Trump doesn’t like the new bill but realizes a veto would shut the government down and that is something he must avoid as he battles his many distractions and scandals.
And the GOP-led Congress continues to turn to free-spending ways with debt-busting bills that it cannot fund in the face of the tax cuts for the wealthy passed late last year.
Conservatives on Capitol Hill are more angry than Trump. Freedom Caucus founding member Jim Jordan (R-Ohio) calls the budget “maybe the worst I’ve ever seen” and predicts Republicans will face payback from the voters who backed them in the 2016 election.
Nov. 8, 2016, I doubt that the voters were saying, “Put Republicans in power so that they can pass a bill that continues to fund sanctuary cities, continues to fund Planned Parenthood.” Really? Really? That’s what the election was about?
Members of Congress who face critical midterm elections later this year must explain to voters why they voted for spending bills that has driven the national debt to more than $21 trillion.
“Every Republican would vote against this disgusting pork bill is a Democrat were president,” Republican Sen. Ben Sasse of Nebraska says. “This spending kegger is a wildly irresponsible use of taxpayers’ money, and the president should not sign it.”
As happens with last-minute budgets and spending bills, members of Congress had no time to read the 2,232 pages, nor did any member of their staffs.
“I’m upset that we’re spending like every Democrat that we criticized,” says Sen. Rand Paul, the Kentucky Republican who has tried to block such bills in the past but abandoned any plans to do so this time.
“No one has read it. Congress is broken,” Paul tweeted Thursday. “Victory for conservatives today is that all of America now knows what a budget busting bomb this bill is.”

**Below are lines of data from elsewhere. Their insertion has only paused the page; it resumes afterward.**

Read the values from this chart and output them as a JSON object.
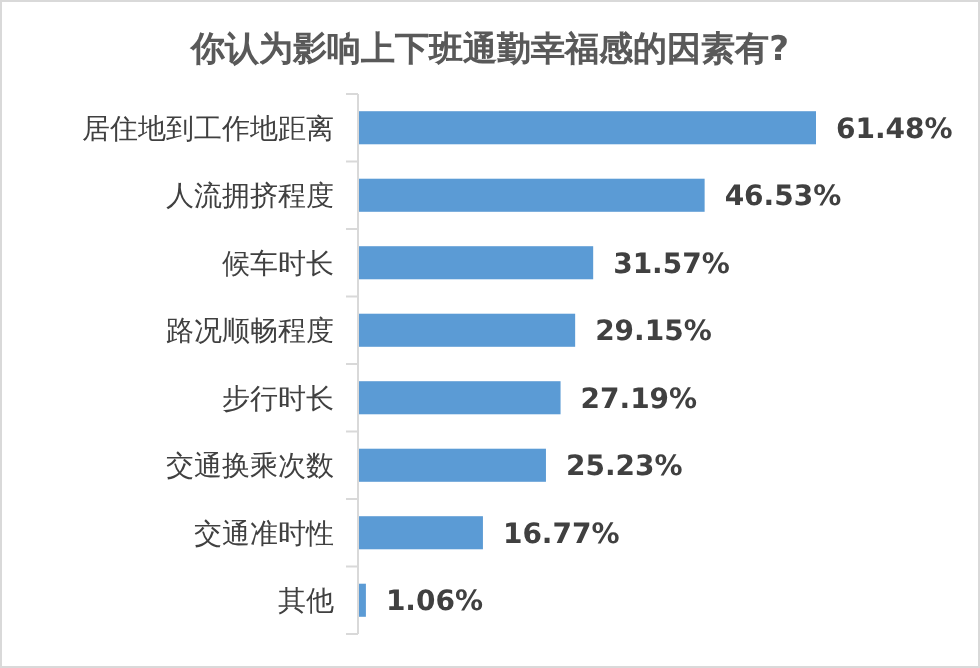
{
  "chart_data": {
    "type": "bar",
    "orientation": "horizontal",
    "title": "你认为影响上下班通勤幸福感的因素有?",
    "categories": [
      "居住地到工作地距离",
      "人流拥挤程度",
      "候车时长",
      "路况顺畅程度",
      "步行时长",
      "交通换乘次数",
      "交通准时性",
      "其他"
    ],
    "values": [
      61.48,
      46.53,
      31.57,
      29.15,
      27.19,
      25.23,
      16.77,
      1.06
    ],
    "value_labels": [
      "61.48%",
      "46.53%",
      "31.57%",
      "29.15%",
      "27.19%",
      "25.23%",
      "16.77%",
      "1.06%"
    ],
    "color": "#5b9bd5"
  }
}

“In all honesty, none of us know what is actually in this bill,” said Democratic Rep. Jim McGovern of Massachusetts.
Republicans admit privately that the budget scraps any and all claims of fiscal discipline that many of them promised when voters gave them control of the House in 2010 and the Senate in 2014.
Yet they will join their colleagues in claiming victory in ramming an unread bill through Congress at the last-minute.
That’s the way Congress and Washington works…or doesn’t work. In the end, it may not matter.